If your child has a fever, treat it as you normally would, such as ensuring your child gets plenty of fluids and rest. Cool sponging will help relieve the fever and discomfort from the rash. You can give your child an acetaminophen-based pain reliever. However consult your doctor before giving any fever-reducing medicine for the first time.

And remember to keep your child at home while any rash is visible, as well as for a week after the rash subsides.

Prevention

In Singapore, two doses of the MMR vaccine are recommended for children. The MMR (measles, mumps, and rubella vaccine) is now given at 12 months and 15-18 months old w.e.f 1 Dec 2011.

At least three months before trying to become pregnant, a woman should have a blood test to see if the rubella antibodies are present; if not, she should be immunised or re-immunised.

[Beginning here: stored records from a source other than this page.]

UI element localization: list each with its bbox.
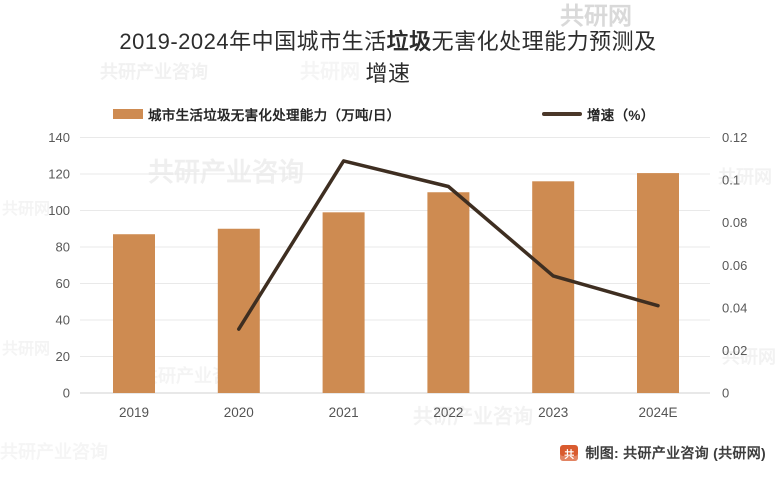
chart-credit: 共 制图: 共研产业咨询 (共研网) <box>560 443 766 463</box>
chart-title-line2: 增速 <box>365 60 411 86</box>
y-axis-right-tick: 0.12 <box>722 130 747 145</box>
x-axis-label: 2021 <box>329 405 359 420</box>
bar-2020 <box>217 228 260 393</box>
y-axis-left-tick: 120 <box>48 167 70 182</box>
title-text-post: 无害化处理能力预测及 <box>431 29 657 54</box>
bar-2023 <box>532 181 575 393</box>
legend: 城市生活垃圾无害化处理能力（万吨/日） 增速（%） <box>0 104 776 126</box>
bar-2021 <box>322 212 365 393</box>
line-swatch-icon <box>542 112 582 116</box>
y-axis-right-tick: 0.1 <box>722 173 740 188</box>
y-axis-right-tick: 0.08 <box>722 215 747 230</box>
y-axis-left-tick: 0 <box>63 386 70 401</box>
y-axis-right-tick: 0.02 <box>722 343 747 358</box>
bar-2022 <box>427 192 470 393</box>
bar-swatch-icon <box>113 109 143 119</box>
y-axis-right-tick: 0.06 <box>722 258 747 273</box>
y-axis-left-tick: 60 <box>56 276 70 291</box>
title-text-pre: 2019-2024年中国城市生活 <box>119 29 387 54</box>
chart-title-line1: 2019-2024年中国城市生活垃圾无害化处理能力预测及 <box>0 26 776 58</box>
gongyan-logo-icon: 共 <box>560 445 579 461</box>
y-axis-left-tick: 80 <box>56 240 70 255</box>
y-axis-right-tick: 0.04 <box>722 300 747 315</box>
credit-text: 制图: 共研产业咨询 (共研网) <box>585 445 766 461</box>
chart-title: 2019-2024年中国城市生活垃圾无害化处理能力预测及 增速 <box>0 26 776 90</box>
y-axis-left-tick: 140 <box>48 130 70 145</box>
legend-item-capacity: 城市生活垃圾无害化处理能力（万吨/日） <box>113 104 400 124</box>
growth-line <box>237 159 660 331</box>
x-axis-label: 2020 <box>224 405 254 420</box>
title-text-bold: 垃圾 <box>386 29 432 54</box>
legend-growth-label: 增速（%） <box>587 108 655 123</box>
y-axis-right-tick: 0 <box>722 386 729 401</box>
x-axis-label: 2022 <box>433 405 463 420</box>
x-axis-label: 2019 <box>119 405 149 420</box>
y-axis-left-tick: 100 <box>48 203 70 218</box>
bar-2024E <box>637 173 679 393</box>
bar-2019 <box>113 234 155 393</box>
x-axis-label: 2024E <box>638 405 677 420</box>
legend-item-growth: 增速（%） <box>542 104 655 124</box>
y-axis-left-tick: 20 <box>56 349 70 364</box>
x-axis-label: 2023 <box>538 405 568 420</box>
y-axis-left-tick: 40 <box>56 313 70 328</box>
legend-capacity-label: 城市生活垃圾无害化处理能力（万吨/日） <box>148 108 401 123</box>
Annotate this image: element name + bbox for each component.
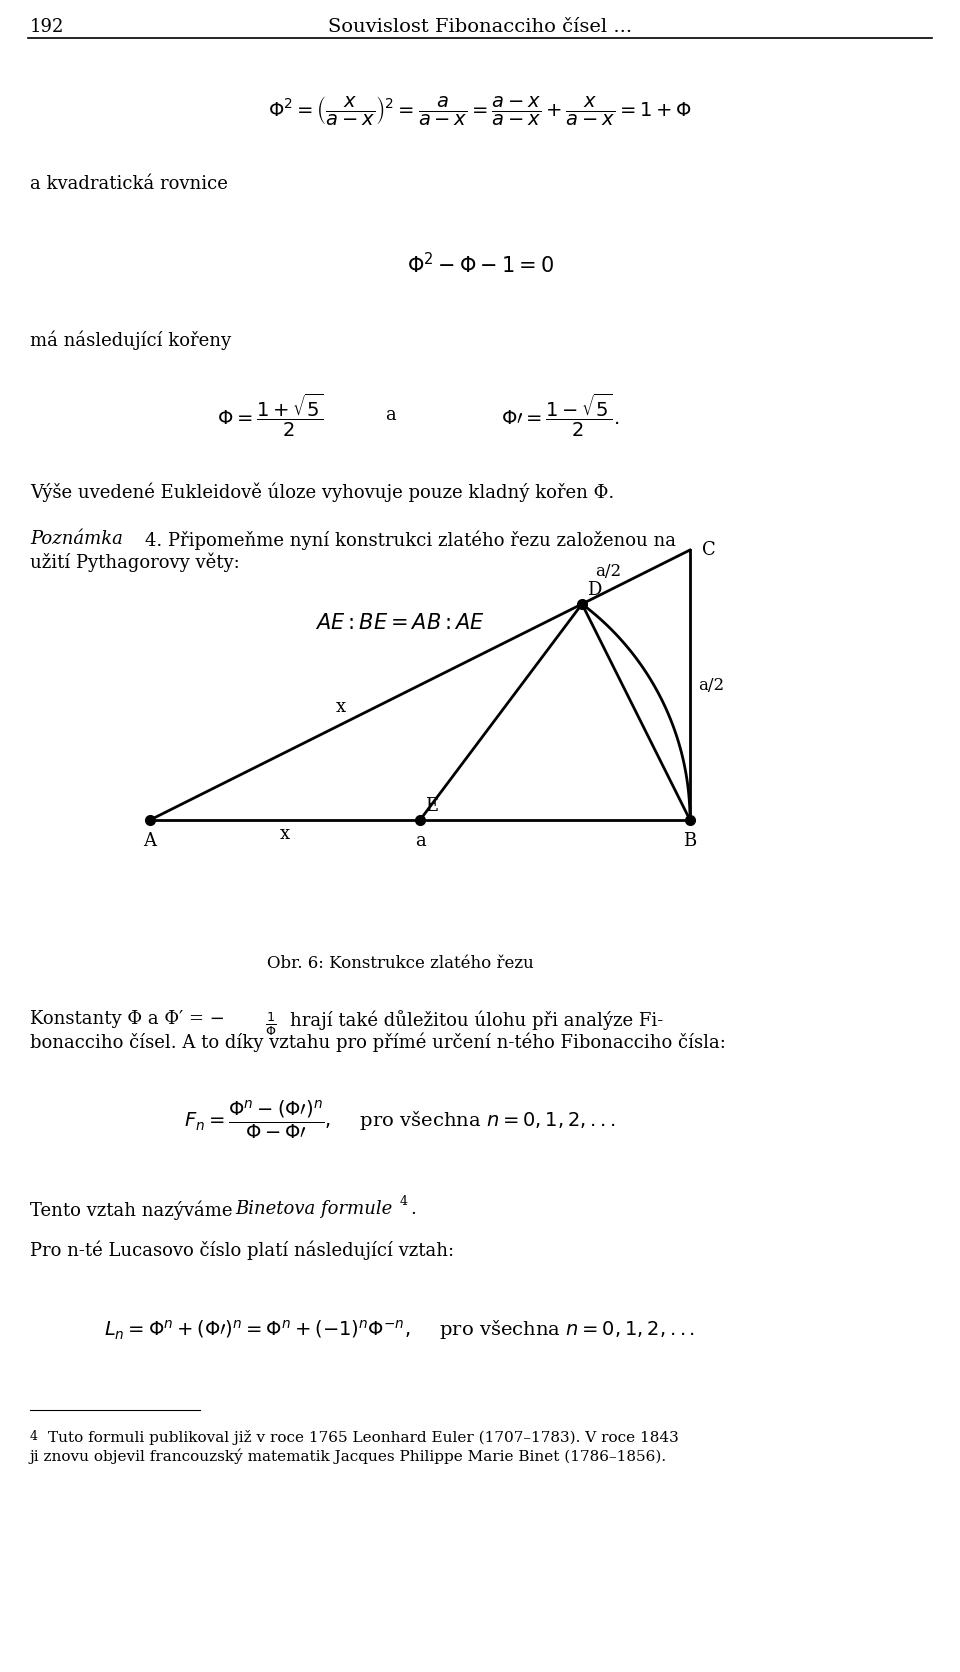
Text: C: C	[702, 542, 716, 558]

The MMR vaccine is safe. There is no link between the MMR vaccine and autism. The article that was published in the Lancet many years ago by Dr Andrew Wakefield which resulted in the false belief that MMR is linked to Autism had been proven to be fraudulent and the article was retracted in full. Furthermore, Dr Andrew Wakefield had already been struck off from the General Medical Council Register of the United Kingdom for his involvement in the scam research.